Oregon Agriculture Department Will Lead Trade Mission To China Amid Federal Uncertainty
The director of the Oregon Department of Agriculture will embark on a trade mission to China next week with several Oregon agricultural producers.
That's despite efforts by the Trump Administration to beef up trade tariffs targeted at China. President Donald Trump has said he considers China a bad actor when it comes to trade.
But ODA says trade with China is critical for Oregon’s agricultural producers. China is Oregon's fourth largest trading partner. Last year, more than $290 million dollars in Oregon food and agricultural products were shipped to China.
"I think there is a lot of trade rhetoric going on at the federal level, but China is a top market across the country for food and agriculture from states all over the country," said Alexis Taylor, director of the ODA.
"So I think is very much in line with where agriculture is across the country whether that’s where we are from a policy aspect from the federal government or not."
Representatives from several Oregon agricultural companies and the Oregon Potato Commission, the Port of Portland and the Oregon Beef Council will also participate in the trade mission to promote their products.
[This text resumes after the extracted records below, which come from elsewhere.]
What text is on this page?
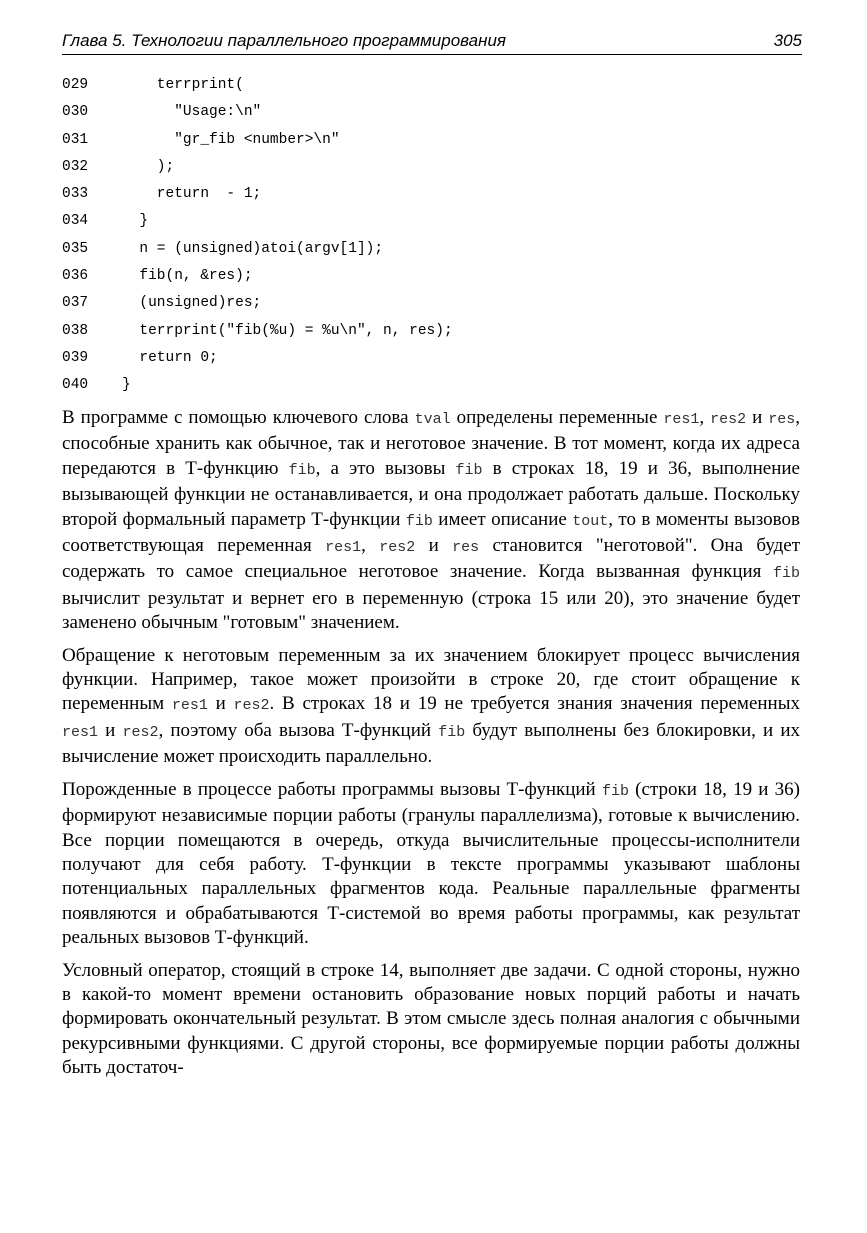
Глава 5. Технологии параллельного программирования	305
029 terrprint(
030 "Usage:\n"
031 "gr_fib <number>\n"
032 );
033 return  - 1;
034 }
035 n = (unsigned)atoi(argv[1]);
036 fib(n, &res);
037 (unsigned)res;
038 terrprint("fib(%u) = %u\n", n, res);
039 return 0;
040 }

В программе с помощью ключевого слова tval определены переменные res1, res2 и res, способные хранить как обычное, так и неготовое значение. В тот момент, когда их адреса передаются в Т-функцию fib, а это вызовы fib в строках 18, 19 и 36, выполнение вызывающей функции не останавливается, и она продолжает работать дальше. Поскольку второй формальный параметр Т-функции fib имеет описание tout, то в моменты вызовов соответствующая переменная res1, res2 и res становится "неготовой". Она будет содержать то самое специальное неготовое значение. Когда вызванная функция fib вычислит результат и вернет его в переменную (строка 15 или 20), это значение будет заменено обычным "готовым" значением.

Обращение к неготовым переменным за их значением блокирует процесс вычисления функции. Например, такое может произойти в строке 20, где стоит обращение к переменным res1 и res2. В строках 18 и 19 не требуется знания значения переменных res1 и res2, поэтому оба вызова Т-функций fib будут выполнены без блокировки, и их вычисление может происходить параллельно.

Порожденные в процессе работы программы вызовы Т-функций fib (строки 18, 19 и 36) формируют независимые порции работы (гранулы параллелизма), готовые к вычислению. Все порции помещаются в очередь, откуда вычислительные процессы-исполнители получают для себя работу. Т-функции в тексте программы указывают шаблоны потенциальных параллельных фрагментов кода. Реальные параллельные фрагменты появляются и обрабатываются Т-системой во время работы программы, как результат реальных вызовов Т-функций.

Условный оператор, стоящий в строке 14, выполняет две задачи. С одной стороны, нужно в какой-то момент времени остановить образование новых порций работы и начать формировать окончательный результат. В этом смысле здесь полная аналогия с обычными рекурсивными функциями. С другой стороны, все формируемые порции работы должны быть достаточ-
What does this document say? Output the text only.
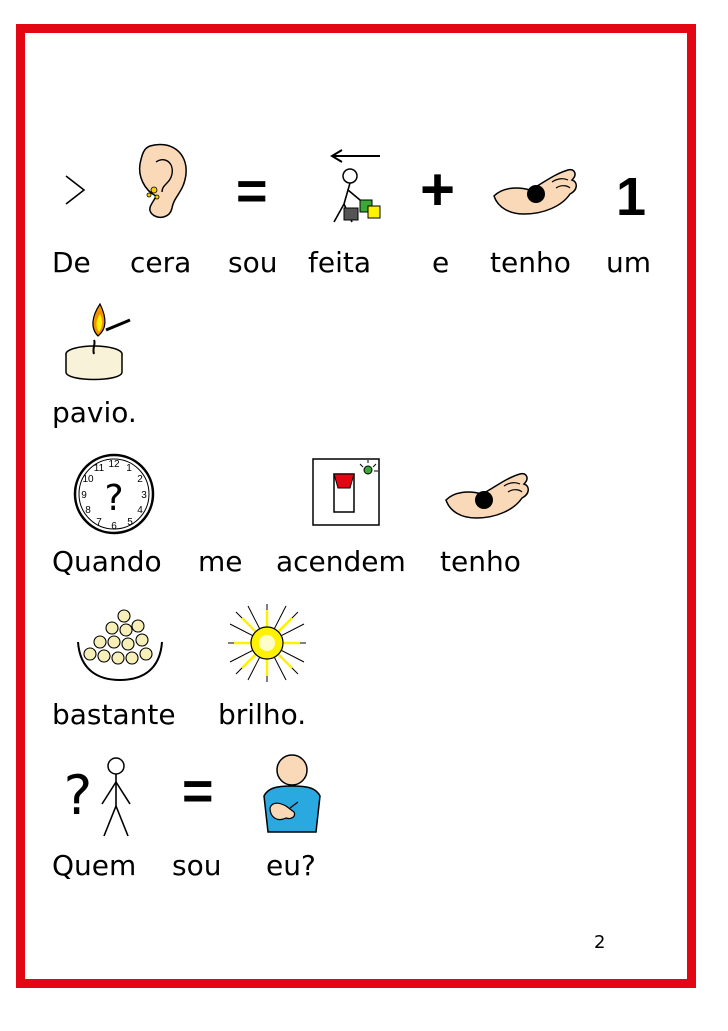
=	+	1
De cera sou feita e tenho um
pavio.
12 1
2
3
4
5
6
7
8
9
10
11
?
Quando me acendem tenho
bastante brilho.
? =
Quem sou eu?
2
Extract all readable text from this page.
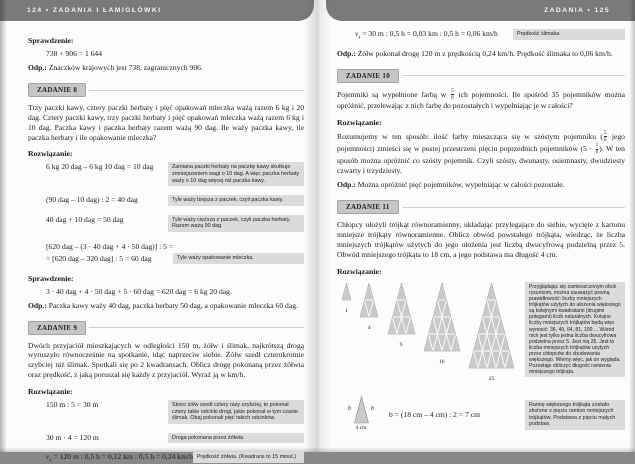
124 • ZADANIA I ŁAMIGŁÓWKI	ZADANIA • 125

Sprawdzenie:

738 + 906 = 1 644

Odp.: Znaczków krajowych jest 738, zagranicznych 906.

ZADANIE 8

Trzy paczki kawy, cztery paczki herbaty i pięć opakowań mleczka ważą razem 6 kg i 20 dag. Cztery paczki kawy, trzy paczki herbaty i pięć opakowań mleczka ważą razem 6 kg i 10 dag. Paczka kawy i paczka herbaty razem ważą 90 dag. Ile waży paczka kawy, ile paczka herbaty i ile opakowanie mleczka?

Rozwiązanie:

6 kg 20 dag – 6 kg 10 dag = 10 dag	Zamiana paczki herbaty na paczkę kawy skutkuje zmniejszeniem wagi o 10 dag. A więc paczka herbaty waży o 10 dag więcej niż paczka kawy.
(90 dag – 10 dag) : 2 = 40 dag	Tyle waży lżejsza z paczek, czyli paczka kawy.
40 dag + 10 dag = 50 dag	Tyle waży cięższa z paczek, czyli paczka herbaty. Razem ważą 90 dag.
[620 dag – (3 · 40 dag + 4 · 50 dag)] : 5 =
= [620 dag – 320 dag] : 5 = 60 dag	Tyle waży opakowanie mleczka.

Sprawdzenie:

3 · 40 dag + 4 · 50 dag + 5 · 60 dag = 620 dag = 6 kg 20 dag.

Odp.: Paczka kawy waży 40 dag, paczka herbaty 50 dag, a opakowanie mleczka 60 dag.

ZADANIE 9

Dwóch przyjaciół mieszkających w odległości 150 m, żółw i ślimak, najkrótszą drogą wyruszyło równocześnie na spotkanie, idąc naprzeciw siebie. Żółw szedł czterokrotnie szybciej niż ślimak. Spotkali się po 2 kwadransach. Oblicz drogę pokonaną przez żółwia oraz prędkość, z jaką poruszał się każdy z przyjaciół. Wyraź ją w km/h.

Rozwiązanie:

150 m : 5 = 30 m	Skoro żółw szedł cztery razy szybciej, to pokonał cztery takie odcinki drogi, jakie pokonał w tym czasie ślimak. Obaj pokonali pięć takich odcinków.
30 m · 4 = 120 m	Droga pokonana przez żółwia.
$v_ż = 120$ m : 0,5 h = 0,12 km : 0,5 h = 0,24 km/h Prędkość żółwia. (Kwadrans to 15 minut.)
$v_ś = 30$ m : 0,5 h = 0,03 km : 0,5 h = 0,06 km/h	Prędkość ślimaka.

Odp.: Żółw pokonał drogę 120 m z prędkością 0,24 km/h. Prędkość ślimaka to 0,06 km/h.

ZADANIE 10

Pojemniki są wypełnione farbą w $\frac{5}{6}$ ich pojemności. Ile spośród 35 pojemników można opróżnić, przelewając z nich farbę do pozostałych i wypełniając je w całości?

Rozwiązanie:

Rozumujemy w ten sposób: ilość farby mieszcząca się w szóstym pojemniku ( $\frac{5}{6}$ jego pojemności) zmieści się w pustej przestrzeni pięciu poprzednich pojemników ($5 \cdot \frac{1}{6}$ ). W ten sposób można opróżnić co szósty pojemnik. Czyli szósty, dwunasty, osiemnasty, dwudziesty czwarty i trzydziesty.

Odp.: Można opróżnić pięć pojemników, wypełniając w całości pozostałe.

ZADANIE 11

Chłopcy ułożyli trójkąt równoramienny, układając przylegające do siebie, wycięte z kartonu mniejsze trójkąty równoramienne. Oblicz obwód powstałego trójkąta, wiedząc, że liczba mniejszych trójkątów użytych do jego ułożenia jest liczbą dwucyfrową podzielną przez 5. Obwód mniejszego trójkąta to 18 cm, a jego podstawa ma długość 4 cm.

Rozwiązanie:

1
4
9
16
25
Przyglądając się zamieszczonym obok rysunkom, można zauważyć pewną prawidłowość: liczby mniejszych trójkątów użytych do ułożenia większego są kolejnymi kwadratami (drugimi potęgami) liczb naturalnych. Kolejne liczby mniejszych trójkątów będą więc wynosić: 36, 49, 64, 81, 100 ... Wśród nich jest tylko jedna liczba dwucyfrowa podzielna przez 5. Jest nią 25. Jest to liczba mniejszych trójkątów użytych przez chłopców do zbudowania większego. Wiemy więc, jak on wygląda. Pozostaje obliczyć długość ramienia mniejszego trójkąta.
b	b
4 cm
b = (18 cm – 4 cm) : 2 = 7 cm
Ramię większego trójkąta zostało złożone z pięciu ramion mniejszych trójkątów. Podstawa z pięciu małych podstaw.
The companies will also look at Chinese consumer trends and how to connect with those consumers.
Taylor says this is a great opportunity for Oregon beef producers in particular because it’s the first time in more than a decade that they can ship beef to China.
"Trade is so important to a strong agricultural economy. A strong ag economy equals a strong Oregon economy, and China is a really exciting and dynamic market," Taylor said.
ODA hosts outbound trade missions throughout the year. The department also has a marketing staff that connects Oregon businesses with markets nationally and internationally.
The trade mission to China will take place from May 12-17.